Thursday, August 16, 2012

Bill Hybel's Thanksgiving Turkey

Bill Hybels (pastor of the Willow Creek megachurch in Chicago) told a humorous, tongue-in-cheek account of his exploits last year in preparing the family’s annual Thanksgiving Day turkey. He had volunteered to do so and went through elaborate steps of preparing all the details, even down to doing a trial test run 3 days earlier on a practice turkey. He elected to do something a bit unusual with the turkey and grill it outside on the gas grill. He spoke at length of the power of the grill (laughingly noting that it had sufficient power to fly a jet plane) and indicated that it was hooked directly to the house’s gas lines. The turkey turned out to be a wonderful success and everyone enjoyed the meal. Hybels graciously declined an invitation from the family to do an encore at Christmas time last year. In January, he had a fellow over doing some yard work who asked Hybels what he had grilled out the previous evening as he discovered that the gas grill was still warm. Hybels told him that he hadn’t cooked anything out the night before, nor even earlier that week. Further investigation revealed that two of the grill’s burners had been left on since the famous Thanksgiving Day turkey was prepared. Hybels said that it proved to be the most expensive turkey they had ever eaten and that he was the real turkey.

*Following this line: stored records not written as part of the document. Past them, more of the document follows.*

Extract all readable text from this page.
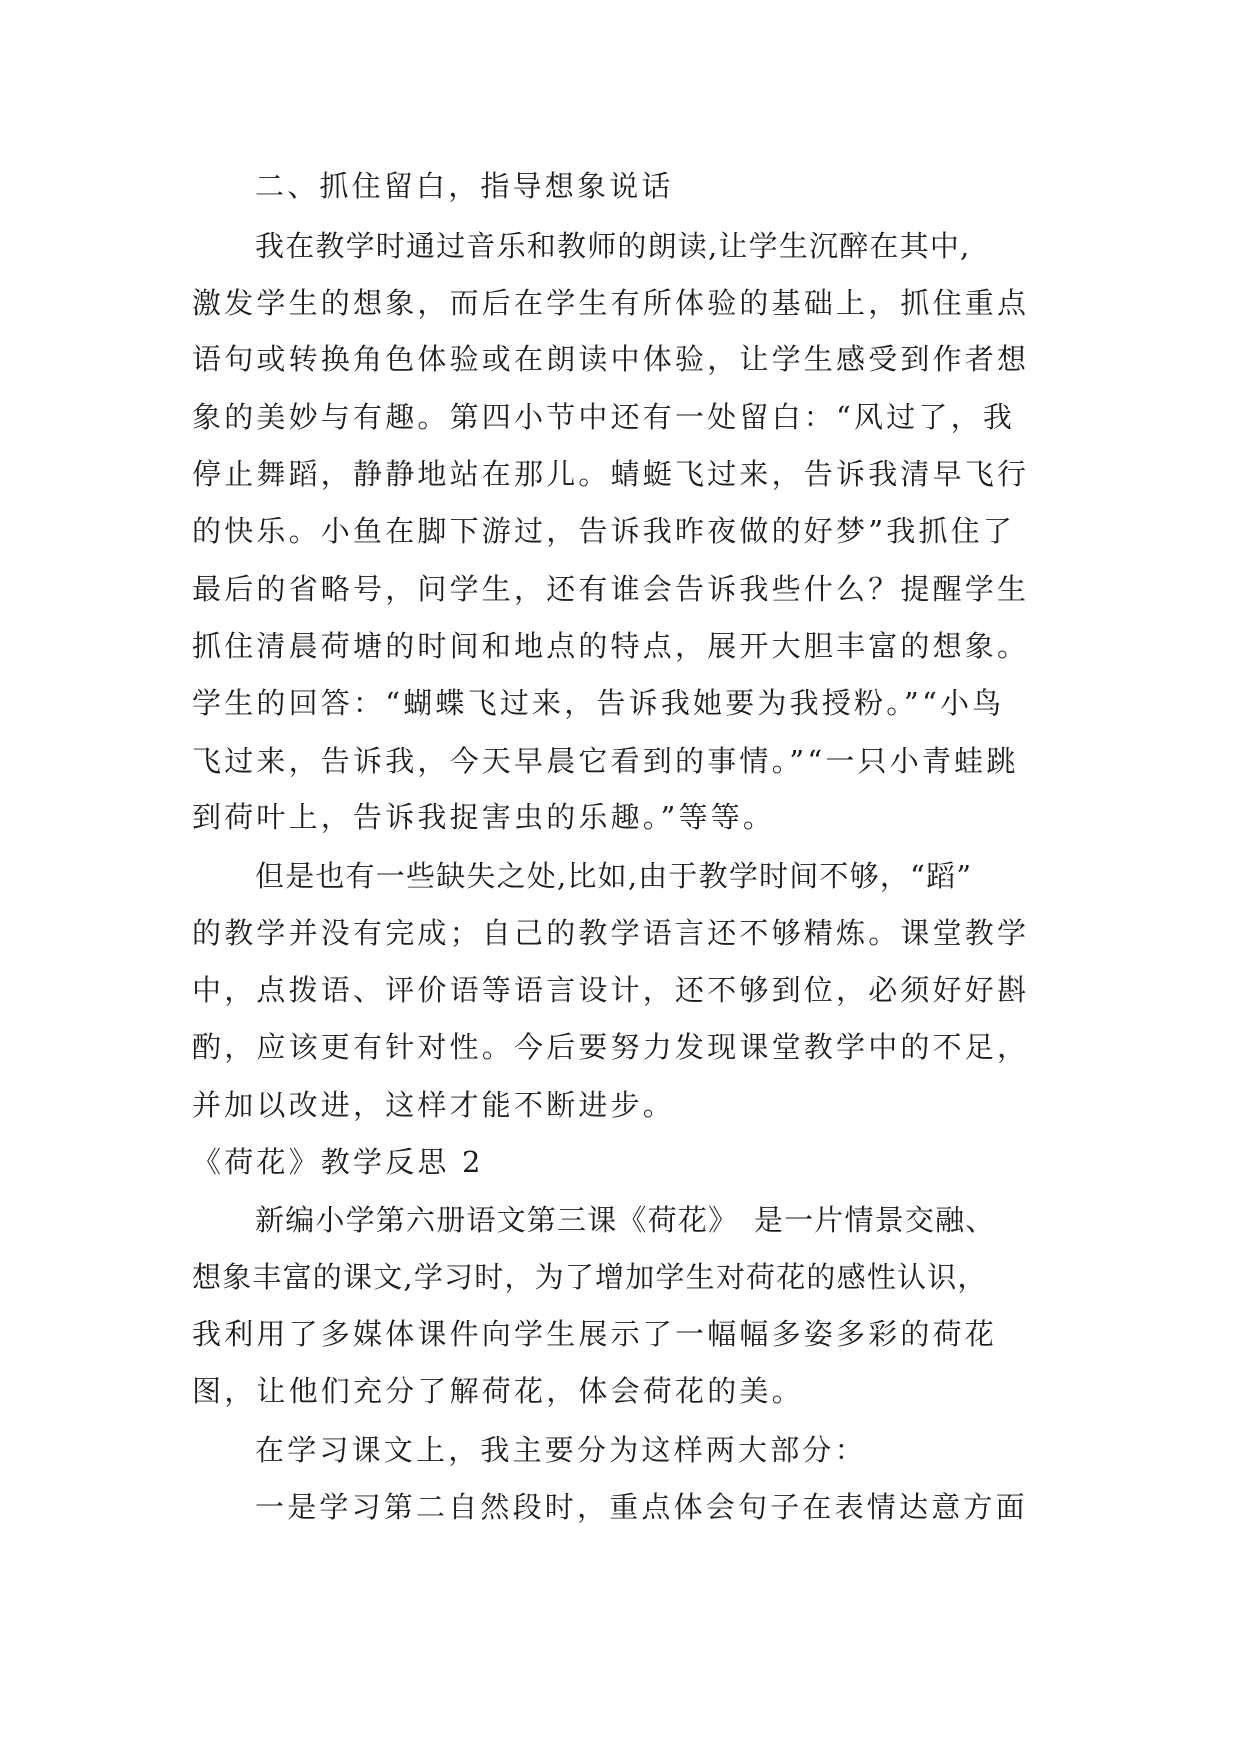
二、抓住留白，指导想象说话
我在教学时通过音乐和教师的朗读,让学生沉醉在其中,
激发学生的想象，而后在学生有所体验的基础上，抓住重点
语句或转换角色体验或在朗读中体验，让学生感受到作者想
象的美妙与有趣。第四小节中还有一处留白：“风过了，我
停止舞蹈，静静地站在那儿。蜻蜓飞过来，告诉我清早飞行
的快乐。小鱼在脚下游过，告诉我昨夜做的好梦”我抓住了
最后的省略号，问学生，还有谁会告诉我些什么？提醒学生
抓住清晨荷塘的时间和地点的特点，展开大胆丰富的想象。
学生的回答：“蝴蝶飞过来，告诉我她要为我授粉。”“小鸟
飞过来，告诉我，今天早晨它看到的事情。”“一只小青蛙跳
到荷叶上，告诉我捉害虫的乐趣。”等等。
但是也有一些缺失之处,比如,由于教学时间不够，“蹈”
的教学并没有完成；自己的教学语言还不够精炼。课堂教学
中，点拨语、评价语等语言设计，还不够到位，必须好好斟
酌，应该更有针对性。今后要努力发现课堂教学中的不足，
并加以改进，这样才能不断进步。
《荷花》教学反思 2
新编小学第六册语文第三课《荷花》　是一片情景交融、
想象丰富的课文,学习时，为了增加学生对荷花的感性认识，
我利用了多媒体课件向学生展示了一幅幅多姿多彩的荷花
图，让他们充分了解荷花，体会荷花的美。
在学习课文上，我主要分为这样两大部分：
一是学习第二自然段时，重点体会句子在表情达意方面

I appreciated the fact that this well-known and respected pastor could poke some fun at himself and laugh at his own misadventures. I’m convinced that most of us take ourselves far too seriously and could benefit from a good dose of humility-inducing, self-deprecating humor. Of course there will be times that our mistakes produce painful consequences that we cannot rapidly dismiss with a good round of laughter. Nevertheless, the ability to laugh at ourselves and our own ineptness is sound medicine for our souls. Trying to serve as the world’s CEO isn’t anyone’s God-given calling or assignment. He already has that title securely locked up.

Monday, August 13, 2012

The Value of Reminders

Allen Baker (our Minister of Discipleship) and I had the opportunity to attend a simulcast this past Thursday and Friday of Willow Creek’s annual Global Leadership Summit.  The summit always brings together an outstanding selection of both business and church leaders to speak about leadership principles.  There were lots of inspirational moments and some great ideas to take away from the gathering.  One noted leader said something that caught my attention.  He quoted Samuel Johnson who said that people need to be reminded more than they need to be instructed. 

Sometimes I think we subtly fall into the trap of thinking that since we’ve heard a message before from a certain passage, or we’ve studied it often in the Bible, that there’s nothing new to learn from it.  Peter wrote these words about the value of being reminded of truths that we already know: “Therefore, I will always be ready to remind you of these things, even though you already know them, and have been established in the truth which is present with you” (2 Pet. 1:12).  A more important question to ask ourselves than “Have I heard this before?” is “Am I practicing and experiencing the truth of this passage?”  James reminds us that it isn’t the hearers but the doers of the Word that are blessed.